Starting as a local program on New York-New Jersey superstation WWOR in October 1987, it expanded into national syndication in January 1988. The show was a co-production of WWOR and QMI Television, a division of Quantum Media, and was distributed by MCA Television; at the time, MCA Television and WWOR were both owned by Universal Pictures.

==Style==
The program featured screaming matches among Downey, his guests, and audience members. Using a large silver bowl for an ashtray, he would chainsmoke during the show and blow smoke in his guests' faces. Downey's fans became known as "Loudmouths", patterned after the studio lecterns decorated with gaping cartoon mouths, from which Downey's guests would go head-to-head against each other on their respective issues.

Downey's signature phrases "pablum puking liberal" (referring to left leaning progressives) and "Zip it!" briefly enjoyed some popularity in the contemporary vernacular. He particularly enjoyed making his guests angry with each other, which on a few occasions resulted in physical confrontations. For example, one time, American activist and politician Roy Innis knocked away American civil rights activist Al Sharpton for interrupting him, forcing the both of them to engage in an all-out brawl. Despite the incident, Downey Jr. decided to keep the show going, though he did not press charges on either Innis or Sharpton for aggravated assault.

During one controversial episode, Downey introduced his gay brother, Tony Downey, to his studio audience and informed them Tony was HIV positive. During the episode, Downey stated he was afraid his audience would abandon him if they knew he had a gay brother, but then said he did not care.

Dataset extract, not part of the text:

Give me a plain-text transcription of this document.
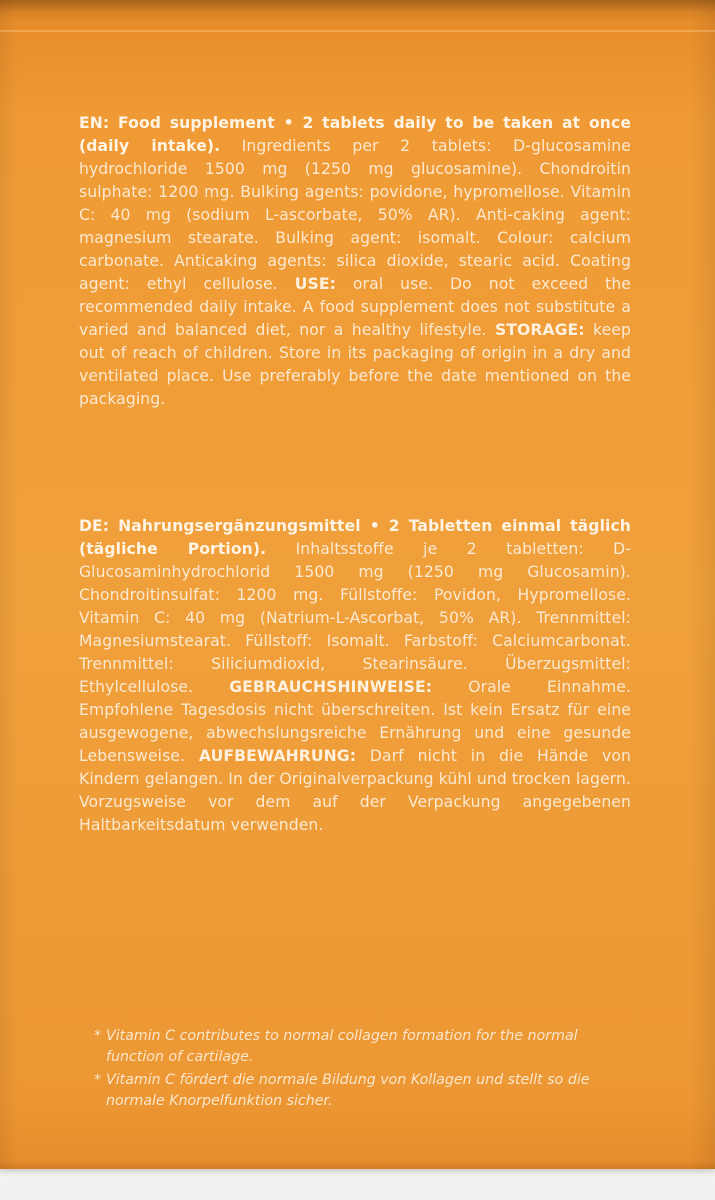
EN: Food supplement • 2 tablets daily to be taken at once (daily intake). Ingredients per 2 tablets: D-glucosamine hydrochloride 1500 mg (1250 mg glucosamine). Chondroitin sulphate: 1200 mg. Bulking agents: povidone, hypromellose. Vitamin C: 40 mg (sodium L-ascorbate, 50% AR). Anti-caking agent: magnesium stearate. Bulking agent: isomalt. Colour: calcium carbonate. Anticaking agents: silica dioxide, stearic acid. Coating agent: ethyl cellulose. USE: oral use. Do not exceed the recommended daily intake. A food supplement does not substitute a varied and balanced diet, nor a healthy lifestyle. STORAGE: keep out of reach of children. Store in its packaging of origin in a dry and ventilated place. Use preferably before the date mentioned on the packaging.
DE: Nahrungsergänzungsmittel • 2 Tabletten einmal täglich (tägliche Portion). Inhaltsstoffe je 2 tabletten: D-Glucosaminhydrochlorid 1500 mg (1250 mg Glucosamin). Chondroitinsulfat: 1200 mg. Füllstoffe: Povidon, Hypromellose. Vitamin C: 40 mg (Natrium-L-Ascorbat, 50% AR). Trennmittel: Magnesiumstearat. Füllstoff: Isomalt. Farbstoff: Calciumcarbonat. Trennmittel: Siliciumdioxid, Stearinsäure. Überzugsmittel: Ethylcellulose. GEBRAUCHSHINWEISE: Orale Einnahme. Empfohlene Tagesdosis nicht überschreiten. Ist kein Ersatz für eine ausgewogene, abwechslungsreiche Ernährung und eine gesunde Lebensweise. AUFBEWAHRUNG: Darf nicht in die Hände von Kindern gelangen. In der Originalverpackung kühl und trocken lagern. Vorzugsweise vor dem auf der Verpackung angegebenen Haltbarkeitsdatum verwenden.
* Vitamin C contributes to normal collagen formation for the normal function of cartilage.
* Vitamin C fördert die normale Bildung von Kollagen und stellt so die normale Knorpelfunktion sicher.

He was considered a pioneer of the trash talk format along with The Richard Bey Show, with Richard Bey who appeared in a documentary about Downey in 2012.

==Reception==
Downey gained a mixed to negative reception from television critics. The Washington Post wrote about him, "Suppose a maniac got hold of a talk show. Or need we suppose?" David Letterman said, "I'm always amazed at what people will fall for. We see this every 10 or 12 years, an attempt at this, and I guess from that standpoint I don't quite understand why everybody's falling over backwards over the guy."

In 2012 a documentary about the show was released called Évocateur: The Morton Downey Jr. Movie.

==Cancellation==
Despite starting out with 78 stations and a nationwide audience through WWOR’s EMI Service, the ratings for Downey’s program never stayed high enough for those stations to continue airing it. The program stopped taping new episodes in June 1989 and a cancellation notice came shortly after; Downey had offered to change his show to a weekly offering but Quantum Media, MCA, and WWOR would not agree. The show ceased distribution on September 15; it had been estimated that 75% of the stations airing Downey did not renew their contract with MCA to continue carrying it.